8        The circuit court also determined that there were insufficient contacts within Wisconsin to permit the court to exercise personal jurisdiction under Wis. Stat. § 801.05(1)(d).  The court stated:

I do not believe that there was substantial contact with Wisconsin.  Once he left the state, they didn’t come back.  Only contact was through their mistaken belief that they had six months to change their driver’s license.  The only contact that he had at that point was the residence which he had abandoned and eventually deeded over in lieu of foreclosure.

The fact that he still had not changed their license or registration, I don’t think those are substantial contacts sufficient for the Court to consider jurisdiction over two Michigan residents involved in an accident in Michigan.

9        The circuit court did not believe there were “substantial” contacts as contemplated by the long arm statute,[5] and neither do we.  Boehmfeldt’s only contacts with Wisconsin were the remnants of his prior residency.  The fact that Boehmfeldt still had a Wisconsin driver’s license, and his car was still registered and insured in Wisconsin at the time of the accident was explained by Boehmfeldt’s mistaken belief that he had six months to change his driver’s license and “we were in our [six-month] grace period.”

10      Moreover, Wis. Stat. § 801.05(1) plainly requires the circuit court to analyze a defendant’s contacts at the time the action is commenced.[6]  FL Hunts, LLC v.

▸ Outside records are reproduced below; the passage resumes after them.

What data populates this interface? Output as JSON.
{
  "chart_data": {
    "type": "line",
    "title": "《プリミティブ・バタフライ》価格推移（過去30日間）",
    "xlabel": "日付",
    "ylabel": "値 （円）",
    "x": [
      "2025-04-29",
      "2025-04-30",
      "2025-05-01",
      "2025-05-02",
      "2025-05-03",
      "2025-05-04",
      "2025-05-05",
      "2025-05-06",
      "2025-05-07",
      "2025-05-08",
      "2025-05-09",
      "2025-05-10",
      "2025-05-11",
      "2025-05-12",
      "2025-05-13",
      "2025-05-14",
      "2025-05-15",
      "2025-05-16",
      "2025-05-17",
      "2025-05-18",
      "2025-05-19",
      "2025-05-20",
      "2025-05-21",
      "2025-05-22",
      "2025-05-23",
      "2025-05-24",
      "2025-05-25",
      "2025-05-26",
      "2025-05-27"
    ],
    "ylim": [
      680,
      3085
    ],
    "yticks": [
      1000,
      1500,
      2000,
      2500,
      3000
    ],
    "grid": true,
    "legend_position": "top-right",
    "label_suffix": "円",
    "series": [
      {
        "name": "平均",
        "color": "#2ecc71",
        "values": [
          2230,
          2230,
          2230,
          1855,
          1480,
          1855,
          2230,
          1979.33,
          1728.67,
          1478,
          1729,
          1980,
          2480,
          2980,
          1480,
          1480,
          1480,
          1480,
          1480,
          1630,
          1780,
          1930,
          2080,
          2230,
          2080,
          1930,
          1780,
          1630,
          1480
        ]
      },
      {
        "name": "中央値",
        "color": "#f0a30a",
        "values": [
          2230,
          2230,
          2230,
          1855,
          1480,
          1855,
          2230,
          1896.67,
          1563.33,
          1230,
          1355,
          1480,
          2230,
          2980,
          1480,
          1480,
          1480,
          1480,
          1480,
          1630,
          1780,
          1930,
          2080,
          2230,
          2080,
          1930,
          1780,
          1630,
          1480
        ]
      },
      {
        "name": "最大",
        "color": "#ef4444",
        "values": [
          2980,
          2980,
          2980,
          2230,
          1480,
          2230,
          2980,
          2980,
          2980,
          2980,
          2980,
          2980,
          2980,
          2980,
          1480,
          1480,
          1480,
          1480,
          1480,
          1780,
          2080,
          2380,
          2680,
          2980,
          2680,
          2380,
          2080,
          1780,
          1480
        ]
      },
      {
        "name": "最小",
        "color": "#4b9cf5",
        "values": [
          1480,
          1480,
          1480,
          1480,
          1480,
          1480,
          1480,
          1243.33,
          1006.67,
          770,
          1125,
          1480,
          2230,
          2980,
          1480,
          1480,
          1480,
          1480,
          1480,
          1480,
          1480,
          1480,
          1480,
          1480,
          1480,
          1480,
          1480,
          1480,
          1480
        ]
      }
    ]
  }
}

Wheeler, 2010 WI App 10, ¶¶11-12, 322 Wis. 2d 738, 780 N.W.2d 529.  The summons and complaint in the present case were filed with the circuit court on January 4, 2010.  Oliver concedes in his brief that Boehmfeldt’s Wisconsin driver’s license was revoked on August 21, 2009, and the Wisconsin insurance policies were cancelled on July 30, 2009.  Accordingly, the court lacked personal jurisdiction.

11      Because we conclude the circuit court lacked personal jurisdiction, we need not decide whether Michigan law applied.  However, Wisconsin has no legitimate interest in an accident between nonresidents who have no substantial connection to this state.  As the circuit court correctly recognized, “This is an accident that happened in Michigan … between two Michigan residents.”  Quite simply, it appears Oliver was forum shopping to avoid the fact that, as an uninsured driver, he could not sue under Michigan law.[7]      

           

            By the Court.—Judgment affirmed.

This opinion will not be published.  See Wis. Stat. Rule 809.23(1)(b)5.

 

 

 


 



[1]  References to Wisconsin Statutes are to the 2009-10 version unless noted.

[2]  Both parties fail to conform to the requirements of Wis. Stat. Rule 809.19(1)(i), which requires reference to the parties by name rather than by party designation. 

[3]  In his appellate brief, Oliver concedes that under Michigan law, a Michigan driver who does not have a policy of insurance in effect on the date of the accident is barred from recovering damages from the tortfeasor.  Under Wisconsin law, the tortfeasor remains responsible for the damages caused by operating the vehicle.

[4]  Boehmfeldt moved to Michigan on September 1, 2008.

[5]  Relying upon Vermont Yogurt Co. v. Blanke Baer Fruit & Flavor Co., 107 Wis. 2d 603, 612-13, 321 N.W.2d 315 (Ct. App. 1982), Boehmfeldt argues that when neither the plaintiff nor the defendant are Wisconsin residents and the cause of action arose out of activities in a different state, the defendant’s contacts in Wisconsin must be “substantially higher in order to support [personal] jurisdiction ….”  Boehmfeldt contends that Oliver’s contacts “certainly do not meet the heightened requirements for contacts set forth in Vermont Yogurt ….” Oliver fails to address Vermont Yogurt, or refute Boehmfeldt’s argument and it is therefore deemed admitted.  See Charolais Breeding Ranches, Ltd. v. FPC Secs. Corp., 90 Wis. 2d 97, 109, 279 N.W.2d 493 (Ct. App. 1979).

[6]  Oliver admits in his brief that “[Wis. Stat. §] 801.05(1)(d) allows a court to exercise general personal jurisdiction over a defendant who, at the time of the commencement of the action, is engaged in ‘substantial and not isolated activities within (Wisconsin) ….”  This requirement also applies to paragraph (1)(b) by the plain language of the statute.

[7]  The cases cited by Oliver regarding choice of law are easily distinguishable, as they involve Wisconsin residents or accidents occurring within Wisconsin.